The main symptom of AS is resting back pain.  Back pain develops slowly and is worse when moving after being still for a period of time and improve with activity.  However, AS can also affect the knees, hips, shoulders, heels, and other small joints.  Twenty percent of patients with AS also show involvement in their hips and shoulders.  If you have AS, you may also experience pain in the soles of your feet due to inflammation of connective tissue (plantar fasciitis), of the heel tendon (Achilles tendonitis), or due to heel spurs.  Because AS is a systemic disease, meaning it can affect other organs, such as the eyes, heart, and lungs, it can also be associated with inflammatory bowel disease, psoriasis and uveitis (inflammation of the uvea).

The actual cause of AS is unknown.  However, even though AS can strike any age, gender or race, Caucasian males between the ages of sixteen and thirty seem to be at greatest risk.  Women have milder symptoms and are less susceptible.  Genes and heredity seem to play an important role in developing AS, particularly the HLA-B27 gene.  Ninety percent of people with AS possess the HLA-B27 gene.  However, having it alone does not necessarily mean you’ll have AS.  Approximately eight percent of healthy Caucasian Americans and three percent of healthy African Americans carry this gene.

NSAIDs (non-steroidal anti-inflammatory drugs) such as Naprosyn, Indomethacin usually are quite helpful, but adequate doses must be used.
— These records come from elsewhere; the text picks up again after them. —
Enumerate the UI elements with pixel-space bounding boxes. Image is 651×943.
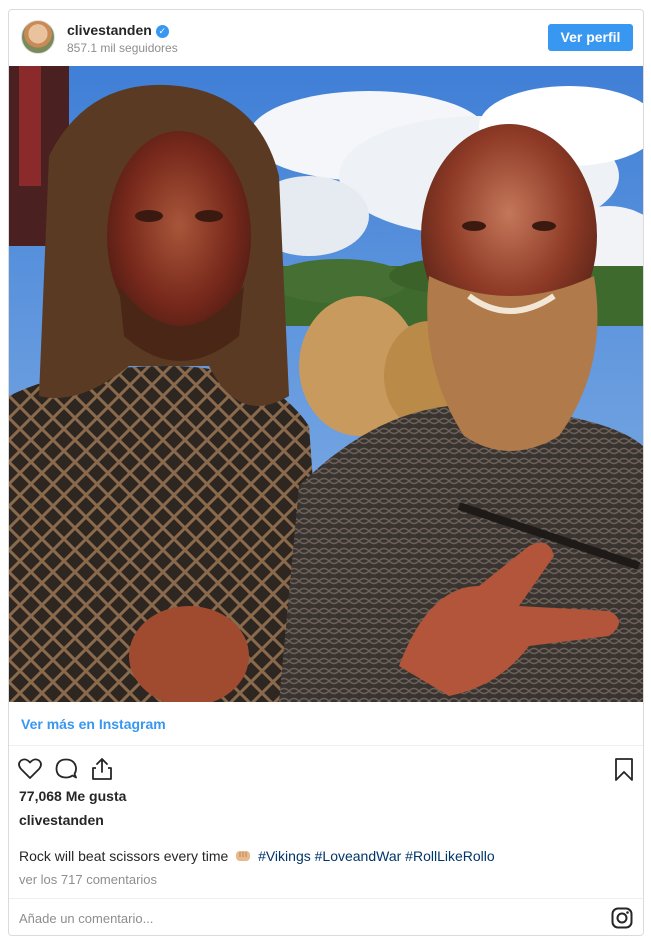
fist-emoji-icon xyxy=(236,851,251,861)
hashtag-loveandwar[interactable]: #LoveandWar xyxy=(315,848,402,864)
post-photo[interactable] xyxy=(9,66,643,702)
comment-icon[interactable] xyxy=(53,756,79,782)
follower-count: 857.1 mil seguidores xyxy=(67,41,178,55)
like-count[interactable]: 77,068 Me gusta xyxy=(19,788,126,804)
instagram-logo-icon[interactable] xyxy=(611,907,633,929)
verified-badge-icon: ✓ xyxy=(155,25,169,38)
username-text[interactable]: clivestanden xyxy=(67,22,152,38)
share-icon[interactable] xyxy=(89,756,115,782)
avatar[interactable] xyxy=(21,20,55,54)
comment-input[interactable] xyxy=(19,911,579,926)
hashtag-rolllikerollo[interactable]: #RollLikeRollo xyxy=(405,848,495,864)
view-more-on-instagram-link[interactable]: Ver más en Instagram xyxy=(21,716,166,732)
bookmark-icon[interactable] xyxy=(611,756,637,782)
comment-bar xyxy=(9,898,643,935)
username-link[interactable]: clivestanden ✓ xyxy=(67,22,169,38)
view-all-comments-link[interactable]: ver los 717 comentarios xyxy=(19,872,157,887)
post-owner-username[interactable]: clivestanden xyxy=(19,812,104,828)
post-caption: Rock will beat scissors every time #Viki… xyxy=(19,848,495,864)
heart-icon[interactable] xyxy=(17,756,43,782)
view-profile-button[interactable]: Ver perfil xyxy=(548,24,633,51)
hashtag-vikings[interactable]: #Vikings xyxy=(258,848,311,864)
post-photo-image[interactable] xyxy=(9,66,643,702)
caption-text: Rock will beat scissors every time xyxy=(19,848,229,864)
post-header: clivestanden ✓ 857.1 mil seguidores Ver p… xyxy=(9,10,643,66)
action-bar xyxy=(9,750,643,786)
instagram-embed-card: clivestanden ✓ 857.1 mil seguidores Ver p… xyxy=(8,9,644,936)
view-more-section: Ver más en Instagram xyxy=(9,702,643,746)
DMARDs (disease modifying anti-rheumatic drugs) such as Methotrexate have not been proven to be very effective in the treatment of AS.  Anti-tumor necrosis factor (anti-TNF) biologics such as Enbrel, Humira, Remicade and Cimza are very effectiveness in treating AS. Cosentyx (secukinumab), blocking IL-17, is also approved for the treatment of AS. For most patients, AS’s long-term outlook is very good.  More than ninety percent of patients are able to cope with the demands of normal daily living very well and can expect to have a normal life span.